Mare Nostrum
Designa el mar Mediterráneo cuando este estaba bajo el control político y naval del Imperio romano, considerándolo como un «lago romano» que unía y conectaba las diferentes provincias del imperio.
El Mare Nostrum fue la denominación en latín que los romanos dieron al mar Mediterráneo, cuyo significado literal es «mar nuestro». Esta expresión reflejaba el dominio absoluto y exclusivo de Roma sobre todas las costas mediterráneas, convirtiendo esta masa de agua en el eje central de su política y economía imperial.
El Mare Nostrum funcionó como el eje neurálgico del primer gran mercado común de la historia, permitiendo una integración económica sin precedentes entre tres continentes (Europa, África y Asia). Al ser el transporte marítimo sesenta veces más barato que el terrestre, el Mediterráneo se convirtió en la arteria vital para el suministro masivo de cereales (Egipto), metales (Hispania) y bienes de lujo (Oriente) hacia Roma. Además, el control naval garantizado por la armada romana (classis) permitió erradicar la piratería, lo que redujo drásticamente los costes y riesgos mercantiles.
Unidad de mercado
En este contexto de integración financiera, la estabilidad del tráfico marítimo favoreció la unificación de pesos, medidas y moneda en toda la cuenca, impulsando una prosperidad sin precedentes en la Antigüedad. Asimismo, los puertos de Ostia, Alejandría y Cartago se convirtieron en centros de redistribución global donde la burguesía mercantil acumuló grandes fortunas.
La posesión del mar no era solo un símbolo de poder militar, sino una infraestructura económica esencial para el funcionamiento de un imperio intercontinental. Sin embargo, esta hegemonía comenzó a declinar a partir del siglo V, cuando la pérdida de territorios periféricos fracturó la unidad comercial que Roma había mantenido durante centurias.
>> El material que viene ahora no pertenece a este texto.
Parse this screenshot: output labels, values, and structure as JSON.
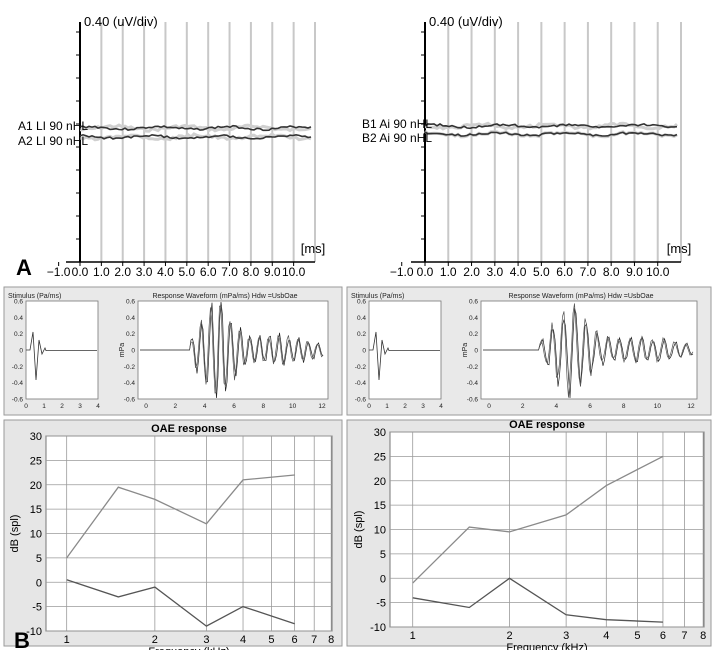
{
  "panel_labels": {
    "a": "A",
    "b": "B"
  },
  "abr": [
    {
      "scale_label": "0.40 (uV/div)",
      "unit_label": "[ms]",
      "ticks": [
        "−1.0",
        "0.0",
        "1.0",
        "2.0",
        "3.0",
        "4.0",
        "5.0",
        "6.0",
        "7.0",
        "8.0",
        "9.0",
        "10.0"
      ],
      "trace_labels": [
        "A1 LI 90 nHL",
        "A2 LI 90 nHL"
      ]
    },
    {
      "scale_label": "0.40 (uV/div)",
      "unit_label": "[ms]",
      "ticks": [
        "−1.0",
        "0.0",
        "1.0",
        "2.0",
        "3.0",
        "4.0",
        "5.0",
        "6.0",
        "7.0",
        "8.0",
        "9.0",
        "10.0"
      ],
      "trace_labels": [
        "B1 Ai 90 nHL",
        "B2 Ai 90 nHL"
      ]
    }
  ],
  "waveform_panels": [
    {
      "stimulus_title": "Stimulus (Pa/ms)",
      "stimulus_yticks": [
        "0.6",
        "0.4",
        "0.2",
        "0",
        "-0.2",
        "-0.4",
        "-0.6"
      ],
      "stimulus_xticks": [
        "0",
        "1",
        "2",
        "3",
        "4"
      ],
      "response_title": "Response Waveform (mPa/ms) Hdw =UsbOae",
      "response_ylabel": "mPa",
      "response_yticks": [
        "0.6",
        "0.4",
        "0.2",
        "0",
        "-0.2",
        "-0.4",
        "-0.6"
      ],
      "response_xticks": [
        "0",
        "2",
        "4",
        "6",
        "8",
        "10",
        "12"
      ]
    },
    {
      "stimulus_title": "Stimulus (Pa/ms)",
      "stimulus_yticks": [
        "0.6",
        "0.4",
        "0.2",
        "0",
        "-0.2",
        "-0.4",
        "-0.6"
      ],
      "stimulus_xticks": [
        "0",
        "1",
        "2",
        "3",
        "4"
      ],
      "response_title": "Response Waveform (mPa/ms) Hdw =UsbOae",
      "response_ylabel": "mPa",
      "response_yticks": [
        "0.6",
        "0.4",
        "0.2",
        "0",
        "-0.2",
        "-0.4",
        "-0.6"
      ],
      "response_xticks": [
        "0",
        "2",
        "4",
        "6",
        "8",
        "10",
        "12"
      ]
    }
  ],
  "chart_data": [
    {
      "type": "line",
      "title": "OAE response",
      "xlabel": "Frequency (kHz)",
      "ylabel": "dB (spl)",
      "xscale": "log",
      "xticks": [
        "1",
        "2",
        "3",
        "4",
        "5",
        "6",
        "7",
        "8"
      ],
      "yticks": [
        "30",
        "25",
        "20",
        "15",
        "10",
        "5",
        "0",
        "-5",
        "-10"
      ],
      "ylim": [
        -10,
        30
      ],
      "grid": true,
      "series": [
        {
          "x": [
            1,
            1.5,
            2,
            3,
            4,
            6
          ],
          "values": [
            5,
            19.5,
            17,
            12,
            21,
            22
          ],
          "color": "#8a8a8a"
        },
        {
          "x": [
            1,
            1.5,
            2,
            3,
            4,
            6
          ],
          "values": [
            0.5,
            -3,
            -1,
            -9,
            -5,
            -8.5
          ],
          "color": "#555555"
        }
      ]
    },
    {
      "type": "line",
      "title": "OAE response",
      "xlabel": "Frequency (kHz)",
      "ylabel": "dB (spl)",
      "xscale": "log",
      "xticks": [
        "1",
        "2",
        "3",
        "4",
        "5",
        "6",
        "7",
        "8"
      ],
      "yticks": [
        "30",
        "25",
        "20",
        "15",
        "10",
        "5",
        "0",
        "-5",
        "-10"
      ],
      "ylim": [
        -10,
        30
      ],
      "grid": true,
      "series": [
        {
          "x": [
            1,
            1.5,
            2,
            3,
            4,
            6
          ],
          "values": [
            -1,
            10.5,
            9.5,
            13,
            19,
            25
          ],
          "color": "#8a8a8a"
        },
        {
          "x": [
            1,
            1.5,
            2,
            3,
            4,
            6
          ],
          "values": [
            -4,
            -6,
            0,
            -7.5,
            -8.5,
            -9
          ],
          "color": "#555555"
        }
      ]
    }
  ]
}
Primer mercado común de la historia
A pesar de la fragmentación posterior del imperio, el concepto de un espacio mediterráneo compartido y regulado por una ley común perduró en la conciencia europea.
El Mare Nostrum representó el primer gran mercado común de la historia, donde el intercambio de bienes fue de la mano con la difusión de la cultura y el derecho romano. Gracias a esta red de comunicaciones, el cristianismo y la lengua latina pudieron expandirse con rapidez por todo el mundo conocido. En última instancia, el Mediterráneo sigue siendo hoy un testigo de aquella gloria pasada que reconfiguró de forma permanente la geografía económica de Occidente.